A publicação me pareceu
correta. Várias críticas atribuíram-na à busca de sensacionalismo pela Folha.
Desde muito tempo, a Folha tem, sim, uma queda por polêmicas e questões com
potencial sensacionalista. É fruto da ideia de que assim afirma independência e
neutralidade aos olhos dos leitores. É engano. O resultado comum das polêmicas
é satisfação de um lado compensada pelo desagrado do outro. Na Folha, a
neutralização mútua tem ficado bem à vista em manifestações de leitores.
No caso do artigo de Risério,
é certo que não houve intenção viciosa. Já porque o texto não oferecia o conveniente
para tanto. Seu título no jornal foi até anódino,”Neorracismo identitário”.

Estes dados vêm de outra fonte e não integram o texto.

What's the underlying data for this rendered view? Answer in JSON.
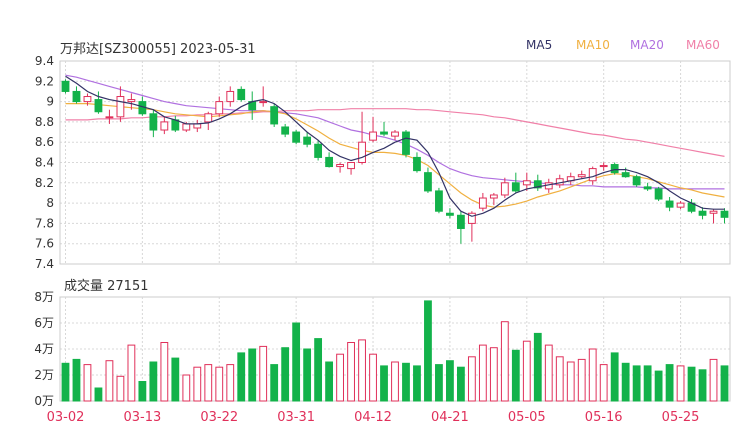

O sensacionalismo precisa de
um título atraente ou, no mínimo, acessível ao leitor, digamos, médio. Não do
teor acadêmico adotado, universitário, que há bastante tempo é outro
desentendimento da Folha com o jornalismo.

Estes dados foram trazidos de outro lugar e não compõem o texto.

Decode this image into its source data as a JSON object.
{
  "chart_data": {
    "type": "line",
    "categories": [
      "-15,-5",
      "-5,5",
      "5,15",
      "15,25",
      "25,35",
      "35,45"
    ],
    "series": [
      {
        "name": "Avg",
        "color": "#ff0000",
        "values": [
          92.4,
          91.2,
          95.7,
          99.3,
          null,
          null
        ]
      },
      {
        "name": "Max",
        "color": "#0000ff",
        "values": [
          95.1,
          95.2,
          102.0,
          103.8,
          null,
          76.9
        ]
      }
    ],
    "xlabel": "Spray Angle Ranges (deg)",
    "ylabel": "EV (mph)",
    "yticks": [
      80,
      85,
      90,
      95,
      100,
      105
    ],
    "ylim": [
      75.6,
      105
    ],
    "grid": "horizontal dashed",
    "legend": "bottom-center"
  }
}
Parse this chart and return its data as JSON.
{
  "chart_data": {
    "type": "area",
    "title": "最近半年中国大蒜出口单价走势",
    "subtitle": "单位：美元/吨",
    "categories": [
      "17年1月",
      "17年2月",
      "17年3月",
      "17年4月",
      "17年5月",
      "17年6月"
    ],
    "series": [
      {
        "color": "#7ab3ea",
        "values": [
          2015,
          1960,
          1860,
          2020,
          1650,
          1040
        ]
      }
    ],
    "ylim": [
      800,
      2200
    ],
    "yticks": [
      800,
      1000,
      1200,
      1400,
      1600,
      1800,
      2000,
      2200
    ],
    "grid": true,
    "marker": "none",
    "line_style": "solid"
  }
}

Diretor de Redação, Sérgio
Dávila ficou confundido com o cargo, ou com a maneira como, a seu ver, deve
exercê-lo. Dávila recebeu pronta a inflexão da Folha —decisão empresarial— para
os limites do centro-direita.
Se o jornal ali está em
quarentena, por um equívoco analítico e de composição da equipe, ou se ali está
para ficar, não foi definido. Mas o reconhecimento desse erro estratégico, que
renegou a busca de equilíbrio consagradora do jornal, não inclui tolerância com
o racismo, qualquer racismo. Nem com outros horrores do gênero.

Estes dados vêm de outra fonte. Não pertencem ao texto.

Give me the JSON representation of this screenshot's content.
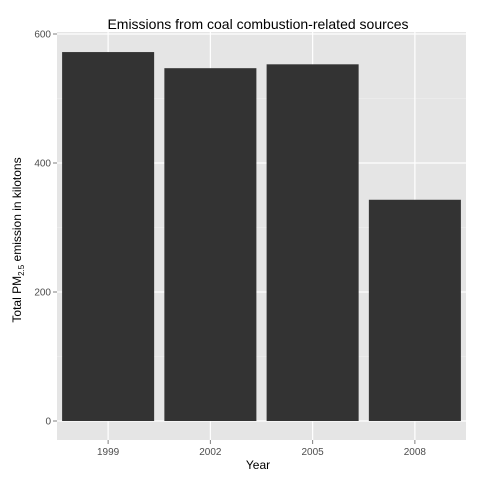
{
  "chart_data": {
    "type": "bar",
    "title": "Emissions from coal combustion-related sources",
    "xlabel": "Year",
    "ylabel": {
      "prefix": "Total PM",
      "subscript": "2.5",
      "suffix": " emission in kilotons"
    },
    "categories": [
      "1999",
      "2002",
      "2005",
      "2008"
    ],
    "values": [
      572,
      547,
      553,
      343
    ],
    "ylim": [
      0,
      600
    ],
    "yticks": [
      0,
      200,
      400,
      600
    ],
    "grid": true,
    "legend": "none",
    "colors": {
      "bar": "#333333",
      "panel": "#e5e5e5",
      "grid_major": "#ffffff",
      "grid_minor": "#f2f2f2",
      "tick_text": "#4d4d4d"
    }
  }
}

Tem havido alguma censura interna, sim,
seletividade ideológica, idiossincrasias, coisas que prejudicam mais o jornal
do que as vítimas. Mas antecedem Sérgio Dávila, que, a ser criticado, pode
sê-lo por não ter atacado (ainda?) essa realidade. Às vezes, até por defendê-la
como convém ao seu cargo. Assim é a minha visão, da Folha que conheço há mais
de 40 anos, de uma pessoa que conheço há quase outro tanto, e deste momento admirável.
A turbulência decorrente do
tal artigo é muito benfazeja. Fez transbordarem conceitos e sentimentos
reprimidos, abertura para mais. Fará bem aos leitores. E fez um bem
incalculável ao jornalismo brasileiro: o manifesto com cerca de 200 signatários
da Folha, questionando os espaços dados a posições racistas e outras de
semelhante indignidade, as escolhas de colaboradores de vezo antidemocrático,
já é um marco, como disse Cristina Serra, tão brilhante.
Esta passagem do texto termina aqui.